5. Likewise, no woman wants to hear comments on her weight…ever. A pregnant woman does not find it flattering that you think she is about is pop, must be having twins, looks swollen or has gained weight in her face. Telling her she looks too small only makes her worry that she is somehow starving her baby. Making such comments invite her to critique your physical appearance and you may not act offended. The only acceptable comment on appearance is ‘You look fabulous!’.

6. By the time we are 20-30 years old, most of us have picked up on the fact that the summer is hot. We are hot every summer when we are not pregnant. We don’t need you to point out that we will be miserably hot before the baby comes. Nor do we need to know how badly you will feel for us because we will be pregnant during the summer and how glad you are that YOU will not be pregnant this coming summer.
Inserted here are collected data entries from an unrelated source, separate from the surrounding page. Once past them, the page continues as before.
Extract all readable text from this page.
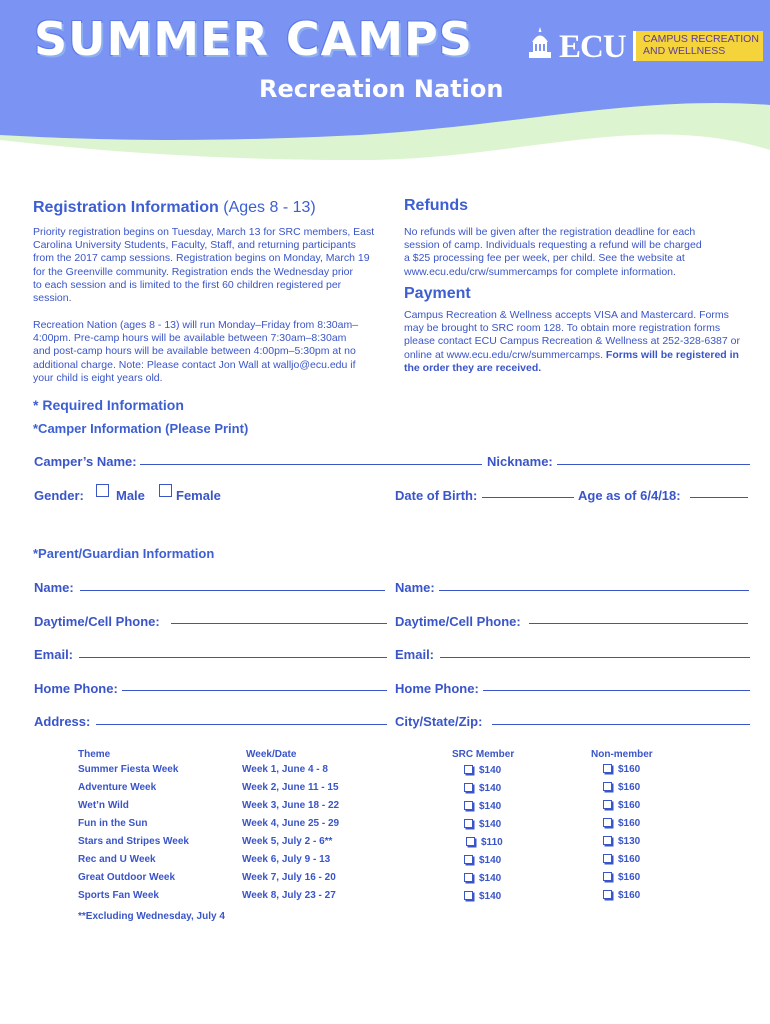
SUMMER CAMPS
Recreation Nation
ECU CAMPUS RECREATION
AND WELLNESS
Registration Information (Ages 8 - 13)
Priority registration begins on Tuesday, March 13 for SRC members, East
Carolina University Students, Faculty, Staff, and returning participants
from the 2017 camp sessions. Registration begins on Monday, March 19
for the Greenville community. Registration ends the Wednesday prior
to each session and is limited to the first 60 children registered per
session.
Recreation Nation (ages 8 - 13) will run Monday–Friday from 8:30am–
4:00pm. Pre-camp hours will be available between 7:30am–8:30am
and post-camp hours will be available between 4:00pm–5:30pm at no
additional charge. Note: Please contact Jon Wall at walljo@ecu.edu if
your child is eight years old.
Refunds
No refunds will be given after the registration deadline for each
session of camp. Individuals requesting a refund will be charged
a $25 processing fee per week, per child. See the website at
www.ecu.edu/crw/summercamps for complete information.
Payment
Campus Recreation & Wellness accepts VISA and Mastercard. Forms
may be brought to SRC room 128. To obtain more registration forms
please contact ECU Campus Recreation & Wellness at 252-328-6387 or
online at www.ecu.edu/crw/summercamps. Forms will be registered in
the order they are received.
* Required Information
*Camper Information (Please Print)
Camper’s Name:	Nickname:
Gender: Male Female	Date of Birth:	Age as of 6/4/18:
*Parent/Guardian Information
Name:	Name:
Daytime/Cell Phone:	Daytime/Cell Phone:
Email:	Email:
Home Phone:	Home Phone:
Address:	City/State/Zip:
Theme	Week/Date	SRC Member	Non-member
Summer Fiesta Week	Week 1, June 4 - 8	$140	$160
Adventure Week	Week 2, June 11 - 15	$140	$160
Wet’n Wild	Week 3, June 18 - 22	$140	$160
Fun in the Sun	Week 4, June 25 - 29	$140	$160
Stars and Stripes Week	Week 5, July 2 - 6**	$110	$130
Rec and U Week	Week 6, July 9 - 13	$140	$160
Great Outdoor Week	Week 7, July 16 - 20	$140	$160
Sports Fan Week	Week 8, July 23 - 27	$140	$160
**Excluding Wednesday, July 4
7. There is a reason that tickets to Labor & Delivery are not yet sold on Ticketmaster. Childbirth is actually not a public event. It may sound crazy, but some women really do not relish the idea of their mother, MIL, or a host of other family members seeing their bare butt and genitals. Also, some people simply feel like the birth of their child is a private and emotional moment to be shared only by the parents. You weren’t invited to be there when the baby was created, you probably won’t be invited to be there when it comes out either.

8. Like everything else in life, unless you receive an invitation, you are NOT invited. This includes doctor appointments, ultrasounds, labor, delivery, the hospital, and the parent’s home. You do not decide if you will be there for the birth or if you will move in with the new parents to ‘help out’. If your assistance is desired, rest assured that you will be asked for it.
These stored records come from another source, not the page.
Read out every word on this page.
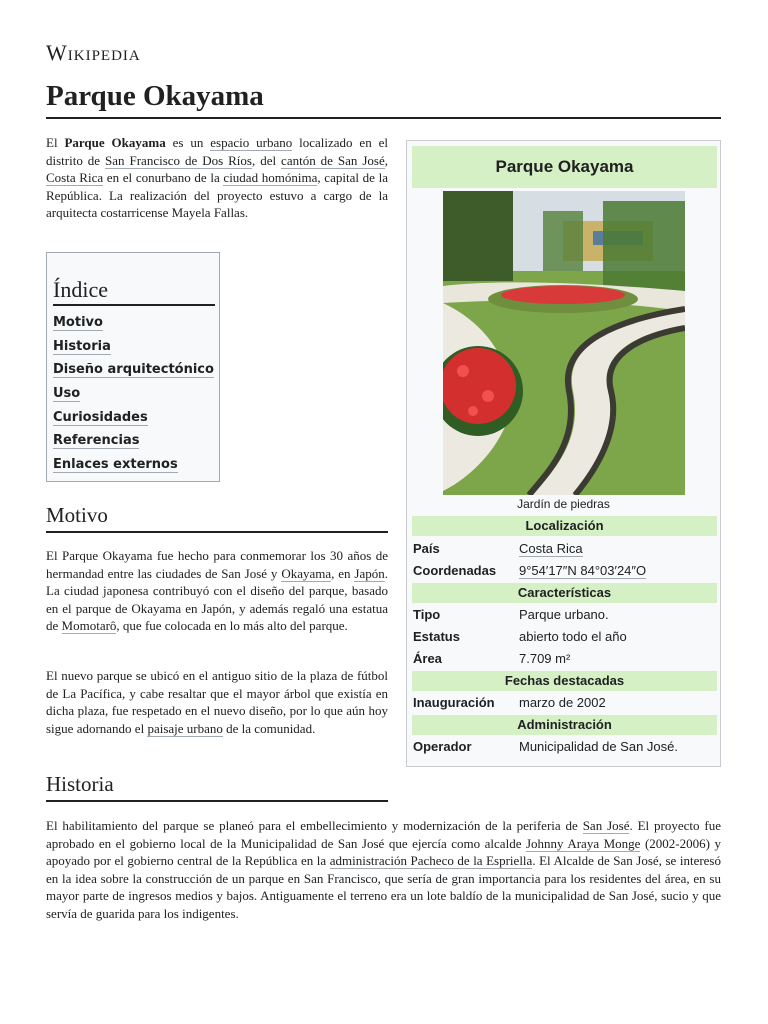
Wikipedia
Parque Okayama
El Parque Okayama es un espacio urbano localizado en el distrito de San Francisco de Dos Ríos, del cantón de San José, Costa Rica en el conurbano de la ciudad homónima, capital de la República. La realización del proyecto estuvo a cargo de la arquitecta costarricense Mayela Fallas.
Índice
Motivo
Historia
Diseño arquitectónico
Uso
Curiosidades
Referencias
Enlaces externos
Motivo
El Parque Okayama fue hecho para conmemorar los 30 años de hermandad entre las ciudades de San José y Okayama, en Japón. La ciudad japonesa contribuyó con el diseño del parque, basado en el parque de Okayama en Japón, y además regaló una estatua de Momotarô, que fue colocada en lo más alto del parque.
El nuevo parque se ubicó en el antiguo sitio de la plaza de fútbol de La Pacífica, y cabe resaltar que el mayor árbol que existía en dicha plaza, fue respetado en el nuevo diseño, por lo que aún hoy sigue adornando el paisaje urbano de la comunidad.
Historia
El habilitamiento del parque se planeó para el embellecimiento y modernización de la periferia de San José. El proyecto fue aprobado en el gobierno local de la Municipalidad de San José que ejercía como alcalde Johnny Araya Monge (2002-2006) y apoyado por el gobierno central de la República en la administración Pacheco de la Espriella. El Alcalde de San José, se interesó en la idea sobre la construcción de un parque en San Francisco, que sería de gran importancia para los residentes del área, en su mayor parte de ingresos medios y bajos. Antiguamente el terreno era un lote baldío de la municipalidad de San José, sucio y que servía de guarida para los indigentes.
Parque Okayama
Jardín de piedras
Localización
País	Costa Rica
Coordenadas 9°54′17″N 84°03′24″O
Características
Tipo	Parque urbano.
Estatus	abierto todo el año
Área	7.709 m²
Fechas destacadas
Inauguración marzo de 2002
Administración
Operador	Municipalidad de San José.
9. If you are asked to help after the birth, this means you should clean up the house, help with cooking meals, and generally stay out of the way. Holding the baby more than the parents, interfering with breastfeeding and sleeping schedules, and making a woman who is still leaking fluid from multiple locations lift a finger in housework is not helping.

10. The only people entitled to time with the baby are the parents. Whether they choose to have you at the hospital for the birth or ask for you to wait three weeks to visit, appreciate that you are being given the privilege of seeing their child. Complaining or showing disappointment only encourages the parents to include you less.